A Chaos-Enhanced Particle Swarm Optimization with Adaptive Parameters and Its Application in Maximum Power Point Tracking

1Department of Electrical Engineering, Chung Yuan Christian University, Chung Li District, Taoyuan City 320, Taiwan
2Center for Research & Development and Department of Electronics Engineering, Adamson University, 1000 Manila, Philippines
3School of Graduate Studies, Mapua Institute of Technology, 1002 Manila, Philippines
4School of Electrical Electronics Computer Engineering, Mapua Institute of Technology, 1002 Manila, Philippines

Received 11 April 2016; Accepted 5 July 2016

Academic Editor: Zhen-Lai Han

Copyright © 2016 Ying-Yi Hong et al. This is an open access article distributed under the Creative Commons Attribution License, which permits unrestricted use, distribution, and reproduction in any medium, provided the original work is properly cited.

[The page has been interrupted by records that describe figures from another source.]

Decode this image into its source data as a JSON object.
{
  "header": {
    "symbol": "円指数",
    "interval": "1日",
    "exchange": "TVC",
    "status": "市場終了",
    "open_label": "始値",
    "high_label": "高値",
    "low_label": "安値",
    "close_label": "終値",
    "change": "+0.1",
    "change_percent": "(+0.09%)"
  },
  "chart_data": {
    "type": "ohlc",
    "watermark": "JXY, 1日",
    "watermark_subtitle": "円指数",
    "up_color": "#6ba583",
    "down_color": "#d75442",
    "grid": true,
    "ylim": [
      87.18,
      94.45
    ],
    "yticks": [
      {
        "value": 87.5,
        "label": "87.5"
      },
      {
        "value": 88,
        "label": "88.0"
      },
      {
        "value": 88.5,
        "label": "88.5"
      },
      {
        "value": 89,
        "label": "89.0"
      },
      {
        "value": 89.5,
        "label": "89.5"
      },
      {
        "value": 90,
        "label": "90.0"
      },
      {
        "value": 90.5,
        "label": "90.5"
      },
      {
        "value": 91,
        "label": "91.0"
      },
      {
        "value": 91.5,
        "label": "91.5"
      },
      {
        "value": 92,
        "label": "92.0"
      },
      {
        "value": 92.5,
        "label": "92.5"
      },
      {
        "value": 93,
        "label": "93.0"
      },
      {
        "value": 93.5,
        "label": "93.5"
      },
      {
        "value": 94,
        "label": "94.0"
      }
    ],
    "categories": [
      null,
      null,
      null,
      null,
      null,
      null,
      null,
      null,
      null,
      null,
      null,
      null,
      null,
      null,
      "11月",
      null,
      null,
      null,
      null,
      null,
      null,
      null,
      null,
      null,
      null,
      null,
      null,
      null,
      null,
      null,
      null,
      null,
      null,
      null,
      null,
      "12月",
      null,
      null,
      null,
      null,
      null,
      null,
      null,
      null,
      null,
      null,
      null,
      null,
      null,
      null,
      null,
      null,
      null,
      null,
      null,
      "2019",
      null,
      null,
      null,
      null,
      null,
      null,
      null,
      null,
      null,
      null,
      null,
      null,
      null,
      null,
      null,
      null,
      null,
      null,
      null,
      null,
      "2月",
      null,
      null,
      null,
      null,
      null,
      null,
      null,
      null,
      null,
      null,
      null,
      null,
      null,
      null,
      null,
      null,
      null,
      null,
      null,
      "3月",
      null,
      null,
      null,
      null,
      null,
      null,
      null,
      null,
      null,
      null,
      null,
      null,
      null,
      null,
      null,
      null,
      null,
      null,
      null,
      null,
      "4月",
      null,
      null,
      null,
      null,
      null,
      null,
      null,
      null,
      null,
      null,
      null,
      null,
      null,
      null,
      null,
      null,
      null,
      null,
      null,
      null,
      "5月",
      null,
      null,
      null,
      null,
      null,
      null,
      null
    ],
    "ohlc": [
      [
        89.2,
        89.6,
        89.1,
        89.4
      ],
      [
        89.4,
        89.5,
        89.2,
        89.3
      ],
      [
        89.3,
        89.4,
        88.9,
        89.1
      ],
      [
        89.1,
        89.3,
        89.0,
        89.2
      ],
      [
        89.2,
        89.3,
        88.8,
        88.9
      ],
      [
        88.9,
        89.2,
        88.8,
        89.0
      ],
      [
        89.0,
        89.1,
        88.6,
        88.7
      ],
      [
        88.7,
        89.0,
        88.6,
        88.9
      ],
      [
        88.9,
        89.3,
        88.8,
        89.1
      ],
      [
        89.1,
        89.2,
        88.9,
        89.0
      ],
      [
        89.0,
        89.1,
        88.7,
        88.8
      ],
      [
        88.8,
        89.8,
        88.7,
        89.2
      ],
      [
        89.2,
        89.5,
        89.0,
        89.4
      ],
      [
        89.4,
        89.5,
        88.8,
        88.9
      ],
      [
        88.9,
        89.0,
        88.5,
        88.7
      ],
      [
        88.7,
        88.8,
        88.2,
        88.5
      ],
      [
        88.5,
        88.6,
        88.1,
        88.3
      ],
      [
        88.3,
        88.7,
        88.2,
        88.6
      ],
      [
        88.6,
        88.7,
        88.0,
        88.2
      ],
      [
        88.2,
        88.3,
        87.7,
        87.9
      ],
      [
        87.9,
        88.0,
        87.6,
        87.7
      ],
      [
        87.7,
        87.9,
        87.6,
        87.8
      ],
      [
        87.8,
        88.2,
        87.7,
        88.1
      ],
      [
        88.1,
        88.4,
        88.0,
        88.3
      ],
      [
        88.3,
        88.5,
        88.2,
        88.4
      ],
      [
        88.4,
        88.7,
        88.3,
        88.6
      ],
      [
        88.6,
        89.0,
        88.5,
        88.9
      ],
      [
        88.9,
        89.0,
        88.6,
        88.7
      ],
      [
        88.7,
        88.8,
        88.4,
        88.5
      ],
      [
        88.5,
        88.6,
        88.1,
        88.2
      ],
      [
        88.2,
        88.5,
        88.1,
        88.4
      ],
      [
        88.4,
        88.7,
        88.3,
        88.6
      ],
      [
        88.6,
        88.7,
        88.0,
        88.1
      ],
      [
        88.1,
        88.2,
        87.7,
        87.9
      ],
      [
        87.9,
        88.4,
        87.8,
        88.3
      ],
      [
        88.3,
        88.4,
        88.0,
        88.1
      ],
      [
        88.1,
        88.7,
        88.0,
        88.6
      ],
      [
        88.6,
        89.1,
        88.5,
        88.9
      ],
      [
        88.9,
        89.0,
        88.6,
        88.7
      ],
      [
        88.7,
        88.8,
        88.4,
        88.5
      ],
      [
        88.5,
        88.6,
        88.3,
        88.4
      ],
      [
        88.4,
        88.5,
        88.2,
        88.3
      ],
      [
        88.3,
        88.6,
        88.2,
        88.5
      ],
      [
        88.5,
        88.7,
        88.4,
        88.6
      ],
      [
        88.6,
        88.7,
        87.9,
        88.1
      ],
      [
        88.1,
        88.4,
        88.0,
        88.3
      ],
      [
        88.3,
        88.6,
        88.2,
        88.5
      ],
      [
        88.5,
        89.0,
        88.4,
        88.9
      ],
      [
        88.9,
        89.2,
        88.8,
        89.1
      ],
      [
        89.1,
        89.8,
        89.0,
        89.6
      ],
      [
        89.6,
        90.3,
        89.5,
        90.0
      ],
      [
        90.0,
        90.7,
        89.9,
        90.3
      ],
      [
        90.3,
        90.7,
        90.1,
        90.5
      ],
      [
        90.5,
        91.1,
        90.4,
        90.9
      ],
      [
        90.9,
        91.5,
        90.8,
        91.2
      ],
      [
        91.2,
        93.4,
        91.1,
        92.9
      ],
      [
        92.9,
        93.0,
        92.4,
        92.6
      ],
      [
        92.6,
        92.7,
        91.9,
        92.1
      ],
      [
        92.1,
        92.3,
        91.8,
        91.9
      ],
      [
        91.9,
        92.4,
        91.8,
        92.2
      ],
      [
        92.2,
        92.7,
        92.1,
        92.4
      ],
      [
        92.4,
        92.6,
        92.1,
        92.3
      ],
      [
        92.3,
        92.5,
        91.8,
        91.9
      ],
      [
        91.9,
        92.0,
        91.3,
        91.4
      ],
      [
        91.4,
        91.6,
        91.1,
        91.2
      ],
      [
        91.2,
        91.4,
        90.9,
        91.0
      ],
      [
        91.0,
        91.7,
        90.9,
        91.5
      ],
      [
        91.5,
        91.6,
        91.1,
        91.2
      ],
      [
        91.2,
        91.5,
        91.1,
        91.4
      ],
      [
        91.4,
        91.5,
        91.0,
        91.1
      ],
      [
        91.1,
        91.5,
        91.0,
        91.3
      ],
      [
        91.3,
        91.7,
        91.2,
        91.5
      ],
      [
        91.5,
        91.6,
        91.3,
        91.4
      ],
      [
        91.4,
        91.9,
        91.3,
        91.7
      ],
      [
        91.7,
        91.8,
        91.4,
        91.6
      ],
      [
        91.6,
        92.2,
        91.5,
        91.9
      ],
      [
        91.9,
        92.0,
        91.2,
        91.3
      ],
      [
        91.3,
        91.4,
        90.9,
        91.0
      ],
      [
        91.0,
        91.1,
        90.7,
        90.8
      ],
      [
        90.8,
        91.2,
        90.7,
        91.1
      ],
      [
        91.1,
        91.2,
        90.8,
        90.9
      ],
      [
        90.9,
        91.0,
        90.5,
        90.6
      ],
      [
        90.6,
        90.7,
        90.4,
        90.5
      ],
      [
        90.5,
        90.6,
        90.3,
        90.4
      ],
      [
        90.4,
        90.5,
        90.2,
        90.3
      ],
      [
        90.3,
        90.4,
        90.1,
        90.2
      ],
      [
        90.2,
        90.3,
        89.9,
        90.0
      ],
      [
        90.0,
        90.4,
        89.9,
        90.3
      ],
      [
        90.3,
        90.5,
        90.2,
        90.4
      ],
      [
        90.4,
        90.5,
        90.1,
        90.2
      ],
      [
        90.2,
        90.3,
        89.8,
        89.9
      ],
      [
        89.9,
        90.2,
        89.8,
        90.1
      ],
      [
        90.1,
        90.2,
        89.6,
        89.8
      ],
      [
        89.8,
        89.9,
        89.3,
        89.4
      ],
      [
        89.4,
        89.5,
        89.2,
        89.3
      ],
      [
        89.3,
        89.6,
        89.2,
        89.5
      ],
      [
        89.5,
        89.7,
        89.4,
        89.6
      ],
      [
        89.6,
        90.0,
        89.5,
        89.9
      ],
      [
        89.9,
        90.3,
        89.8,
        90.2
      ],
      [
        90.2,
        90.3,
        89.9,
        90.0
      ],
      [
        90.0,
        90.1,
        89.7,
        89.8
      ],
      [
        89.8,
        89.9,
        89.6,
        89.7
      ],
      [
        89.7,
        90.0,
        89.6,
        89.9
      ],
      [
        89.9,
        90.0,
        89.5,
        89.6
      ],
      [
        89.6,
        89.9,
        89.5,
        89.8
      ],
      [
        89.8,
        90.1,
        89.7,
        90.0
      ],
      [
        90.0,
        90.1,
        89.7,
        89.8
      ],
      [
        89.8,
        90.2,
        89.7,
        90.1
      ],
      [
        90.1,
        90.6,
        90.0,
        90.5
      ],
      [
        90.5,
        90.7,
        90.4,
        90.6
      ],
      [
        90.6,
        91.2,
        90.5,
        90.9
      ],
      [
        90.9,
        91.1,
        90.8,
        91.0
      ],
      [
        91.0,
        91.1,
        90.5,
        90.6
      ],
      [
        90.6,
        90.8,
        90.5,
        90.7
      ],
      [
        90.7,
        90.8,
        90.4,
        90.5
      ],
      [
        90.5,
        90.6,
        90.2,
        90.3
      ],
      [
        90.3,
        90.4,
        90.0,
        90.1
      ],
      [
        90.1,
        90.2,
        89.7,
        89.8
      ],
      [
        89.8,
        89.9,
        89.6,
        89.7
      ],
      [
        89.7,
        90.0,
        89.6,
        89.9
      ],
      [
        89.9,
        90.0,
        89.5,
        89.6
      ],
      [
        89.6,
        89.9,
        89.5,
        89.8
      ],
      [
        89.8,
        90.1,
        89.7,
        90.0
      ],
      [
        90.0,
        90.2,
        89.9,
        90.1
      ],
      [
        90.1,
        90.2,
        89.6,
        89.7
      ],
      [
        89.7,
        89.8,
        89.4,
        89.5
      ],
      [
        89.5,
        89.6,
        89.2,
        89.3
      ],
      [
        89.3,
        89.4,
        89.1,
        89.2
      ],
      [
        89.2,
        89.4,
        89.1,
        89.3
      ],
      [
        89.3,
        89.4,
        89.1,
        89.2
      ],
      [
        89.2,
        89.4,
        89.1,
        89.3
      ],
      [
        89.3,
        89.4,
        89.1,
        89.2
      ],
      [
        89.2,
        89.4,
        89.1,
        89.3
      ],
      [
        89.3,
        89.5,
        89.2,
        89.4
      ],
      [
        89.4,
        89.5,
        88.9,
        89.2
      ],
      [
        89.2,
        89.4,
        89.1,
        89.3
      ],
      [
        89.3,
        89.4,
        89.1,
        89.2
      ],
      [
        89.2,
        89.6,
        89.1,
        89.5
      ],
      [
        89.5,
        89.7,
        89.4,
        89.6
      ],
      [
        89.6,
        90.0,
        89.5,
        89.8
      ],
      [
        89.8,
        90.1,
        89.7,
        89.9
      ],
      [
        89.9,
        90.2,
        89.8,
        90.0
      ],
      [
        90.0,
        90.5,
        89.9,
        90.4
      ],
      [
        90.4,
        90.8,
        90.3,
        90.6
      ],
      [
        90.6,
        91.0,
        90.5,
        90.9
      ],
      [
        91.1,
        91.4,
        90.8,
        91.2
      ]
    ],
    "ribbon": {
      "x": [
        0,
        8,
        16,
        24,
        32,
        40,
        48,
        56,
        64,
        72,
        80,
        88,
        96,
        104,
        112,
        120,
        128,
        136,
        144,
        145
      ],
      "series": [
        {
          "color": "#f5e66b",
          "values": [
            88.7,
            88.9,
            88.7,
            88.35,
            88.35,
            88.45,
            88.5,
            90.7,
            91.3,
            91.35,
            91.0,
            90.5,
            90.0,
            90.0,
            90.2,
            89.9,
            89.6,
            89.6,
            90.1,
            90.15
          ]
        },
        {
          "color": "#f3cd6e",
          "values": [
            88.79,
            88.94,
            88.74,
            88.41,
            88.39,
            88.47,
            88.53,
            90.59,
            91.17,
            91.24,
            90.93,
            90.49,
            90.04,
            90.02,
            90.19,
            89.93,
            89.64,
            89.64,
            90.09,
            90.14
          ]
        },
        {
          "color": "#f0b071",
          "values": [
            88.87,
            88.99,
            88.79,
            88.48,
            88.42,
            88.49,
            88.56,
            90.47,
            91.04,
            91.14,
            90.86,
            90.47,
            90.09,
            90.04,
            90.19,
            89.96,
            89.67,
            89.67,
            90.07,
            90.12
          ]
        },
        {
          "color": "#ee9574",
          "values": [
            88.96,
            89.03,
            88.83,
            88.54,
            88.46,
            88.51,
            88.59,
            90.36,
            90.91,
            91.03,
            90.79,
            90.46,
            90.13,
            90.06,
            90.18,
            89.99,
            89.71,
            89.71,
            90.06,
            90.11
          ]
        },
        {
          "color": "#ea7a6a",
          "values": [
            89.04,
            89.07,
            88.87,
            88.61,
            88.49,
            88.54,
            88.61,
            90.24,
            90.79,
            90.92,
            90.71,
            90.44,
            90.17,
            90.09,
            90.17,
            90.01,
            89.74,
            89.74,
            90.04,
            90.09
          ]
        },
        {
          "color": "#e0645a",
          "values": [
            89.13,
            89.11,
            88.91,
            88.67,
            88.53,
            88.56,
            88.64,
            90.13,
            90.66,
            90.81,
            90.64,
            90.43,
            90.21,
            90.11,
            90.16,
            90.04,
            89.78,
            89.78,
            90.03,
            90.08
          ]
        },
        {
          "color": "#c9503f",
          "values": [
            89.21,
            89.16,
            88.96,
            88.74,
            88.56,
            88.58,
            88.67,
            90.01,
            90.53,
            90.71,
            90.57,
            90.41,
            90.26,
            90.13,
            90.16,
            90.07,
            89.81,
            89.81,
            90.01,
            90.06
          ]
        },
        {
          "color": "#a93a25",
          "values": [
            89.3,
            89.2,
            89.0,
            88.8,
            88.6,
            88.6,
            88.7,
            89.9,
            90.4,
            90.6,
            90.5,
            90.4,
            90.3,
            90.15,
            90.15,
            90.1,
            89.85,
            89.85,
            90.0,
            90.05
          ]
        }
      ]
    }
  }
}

This work proposes an enhanced particle swarm optimization scheme that improves upon the performance of the standard particle swarm optimization algorithm. The proposed algorithm is based on chaos search to solve the problems of stagnation, which is the problem of being trapped in a local optimum and with the risk of premature convergence. Type constriction is incorporated to help strengthen the stability and quality of convergence, and adaptive learning coefficients are utilized to intensify the exploitation and exploration search characteristics of the algorithm. Several well known benchmark functions are operated to verify the effectiveness of the proposed method. The test performance of the proposed method is compared with those of other popular population-based algorithms in the literature. Simulation results clearly demonstrate that the proposed method exhibits faster convergence, escapes local minima, and avoids premature convergence and stagnation in a high-dimensional problem space. The validity of the proposed PSO algorithm is demonstrated using a fuzzy logic-based maximum power point tracking control model for a standalone solar photovoltaic system.